ARIEL (Atmospheric Remote-sensing Exoplanet Large-survey) is an ambitious mission planned to answer fundamental questions about how planetary systems form and evolve by investigating the atmospheres of a statistically significant sample pf planets orbiting stars other than the Sun. It was selected by the European Space Agency (ESA) for its M4 medium class science mission, due for launch in 2028.
The essential nature of exoplanets is still something of a mystery: despite finding thousands of exoplanets no discernible pattern has been found linking the presence, size or orbital parameters of a planet to what its parent star is like.
ARIEL is designed to study a statistically large sample of exoplanets to answer questions, such as how is the chemistry of a planet linked to the environment in which it forms, or is its birth and evolution driven by its host star. During its 3.5-year mission, ARIEL will observe over 1000 exoplanets ranging from hot-Jupiters to super-Earths in a wide variety of environments. While some of the planets observed may be habitable, the main focus of the mission will be on exotic, hot, giant and Neptune-size planets in orbits very close to their star.
ARIEL will have a meter-class mirror to collect infrared light from distant star systems and to focus it to a spectrometer. This will cover a wavelength range from 0.6 to 7 micro-meters, which is ideally suited to extract the chemical fingerprints of gases in the planets’ atmospheres, as the planet passes in front or behind the star, in which is called the transit or occultation.
The spacecraft will be placed in orbit at Lagrange Point 2 (L2), a gravitational balance point beyond the Earth’s orbit, where the spacecraft is shielded from the Sun and has a clear view of the whole night sky. This will maximise its options for observing exoplanets discovered previously by other missions.

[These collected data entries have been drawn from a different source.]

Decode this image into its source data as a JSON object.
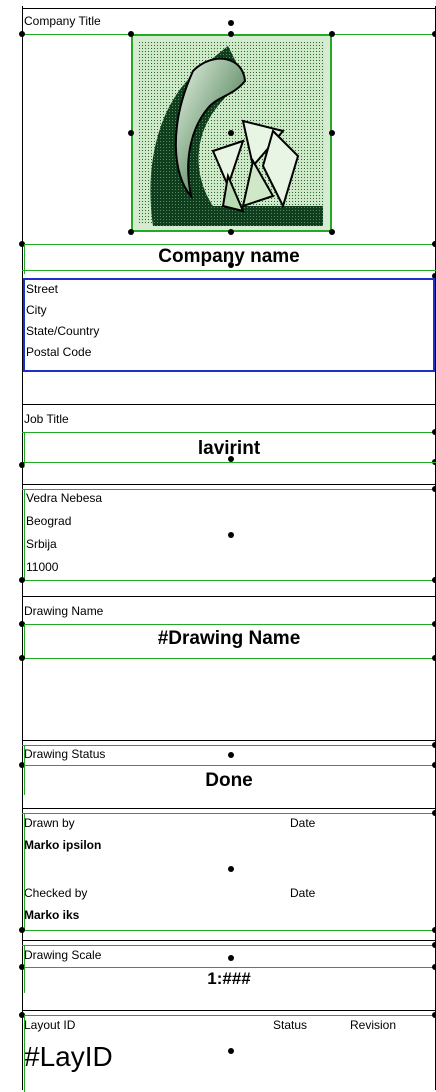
{
  "company_block": {
    "title_label": "Company Title",
    "company_name": "Company name",
    "address_lines": [
      "Street",
      "City",
      "State/Country",
      "Postal Code"
    ]
  },
  "job_block": {
    "label": "Job Title",
    "value": "lavirint",
    "address_lines": [
      "Vedra Nebesa",
      "Beograd",
      "Srbija",
      "11000"
    ]
  },
  "drawing_name_block": {
    "label": "Drawing Name",
    "value": "#Drawing Name"
  },
  "drawing_status_block": {
    "label": "Drawing Status",
    "value": "Done"
  },
  "drawn_block": {
    "drawn_by_label": "Drawn by",
    "drawn_by_value": "Marko ipsilon",
    "drawn_date_label": "Date",
    "checked_by_label": "Checked by",
    "checked_by_value": "Marko iks",
    "checked_date_label": "Date"
  },
  "scale_block": {
    "label": "Drawing Scale",
    "value": "1:###"
  },
  "layout_block": {
    "layout_id_label": "Layout ID",
    "status_label": "Status",
    "revision_label": "Revision",
    "layout_id_value": "#LayID"
  },
  "colors": {
    "selection_green": "#22aa22",
    "frame_blue": "#1f2fcc",
    "logo_dark_green": "#0f3d1e",
    "logo_light_green": "#cfe8c8"
  }
}
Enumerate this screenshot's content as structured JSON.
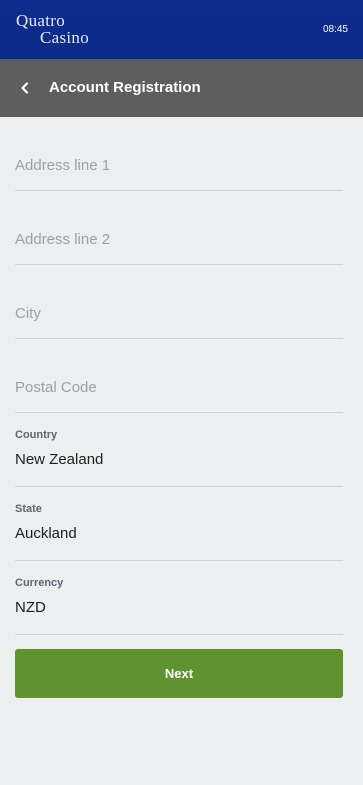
{
  "header": {
    "logo_line1": "Quatro",
    "logo_line2": "Casino",
    "time": "08:45"
  },
  "titlebar": {
    "back_icon": "chevron-left-icon",
    "title": "Account Registration"
  },
  "form": {
    "address1": {
      "placeholder": "Address line 1",
      "value": ""
    },
    "address2": {
      "placeholder": "Address line 2",
      "value": ""
    },
    "city": {
      "placeholder": "City",
      "value": ""
    },
    "postal": {
      "placeholder": "Postal Code",
      "value": ""
    },
    "country": {
      "label": "Country",
      "value": "New Zealand"
    },
    "state": {
      "label": "State",
      "value": "Auckland"
    },
    "currency": {
      "label": "Currency",
      "value": "NZD"
    }
  },
  "actions": {
    "next_label": "Next",
    "next_color": "#5f9330"
  },
  "colors": {
    "header_bg": "#0e2c8e",
    "titlebar_bg": "#5e5e5e",
    "page_bg": "#ebeff0"
  }
}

The ARIEL mission concept is developed by a consortium of more than 70 institutes from 17 countries. The IEEC is one of the co-PI institutes and leads the Spanish contribution, which also includes the Instituto de Astrofísica de Canarias and the Universidad Politécnica de Madrid. The IEEC participates in several aspects of the mission. On the scientific side, we study the effects of stellar activity on transit spectroscopy, due to the spectrophotometric variability caused by starspots, and we collaborate in the selection of the target sample. On the technical side, we lead the mission planning task by using our expertise on scheduling techniques to optimize operations and study the impact of mission design requirements. Also, we are responsible for the design of the Telescope Control Unit (which monitors the telescope sensors and operates the secondary mirror) and the design and manufacturing of the mechanisms of the secondary mirror refocusing system (M2M).